Virginia Theological Seminary Announces Reparations

Virginia Theological Seminary Announces Reparations 2021-06-01T11:15:06-07:00

 

The Virginia Theological Seminary–an Episcopal Church institution located about 20 miles south of Washington D.C.–has announced a reparations program to pay descendants of hundreds of Black people who were either forced without pay or paid very inadequately, from 1823 to 1951, to build and run this seminary as construction workers, gardeners, cooks, dishwashers, janitors, and laundry workers. Payments will extend to perhaps hundreds of their descendants as genealogists pour through records to determine who is qualified for what will be mostly cash reparations.

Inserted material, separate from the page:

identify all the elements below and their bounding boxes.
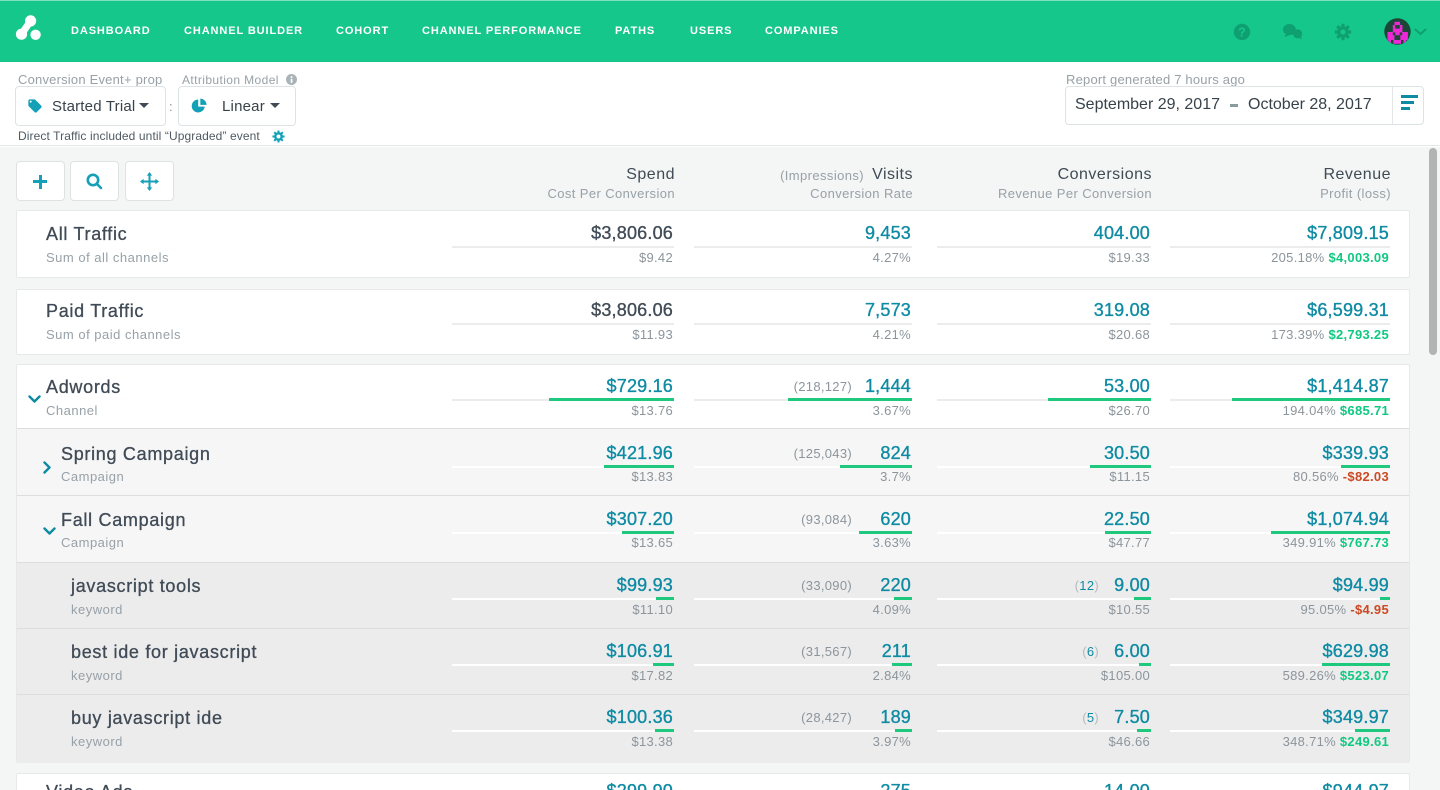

Virginia Theological Seminary will be the first Christian, educational institution to provide cash payments to descendants of Blacks who lived during the era of American slavery that preceded the Civil War. From 1823 to the end of the Civil War, in 1865, about 290 Black people worked at the Virginia Theological Seminary.

Some other U.S. educational institutions have recently begun giving scholarships and other amenities to such descendants, but this is the first time in the U.S. in which cash payments are being given by them. For a rather small school, which graduates about fifty students per year, Virginia Theological Seminary has a $191 million endowment from which to draw such payments.

Black reparations are growing in the U.S. (See my two previous posts about this subject here and here.) Early this year, Virginia Governor Ralph Northam signed a law requiring five public universities to create scholarships and community development programs for Blacks. The City Council of Evanston, Illinois, is now distributing $10 million to Black families as housing grants. The Catholic Church has begun similar reparations as well.

Such programs elicit the question of admission of guilt for American slavery. William A. Darity, a professor of public policy and African-American studies at Duke University, said of this reparations program to begin at Virginia Theological Seminary, “This is not a matter of personal guilt. This is a matter of national responsibility.” Thus, I think we Americans can expect, and rightfully so, that such programs will spread throughout the USA long into the future.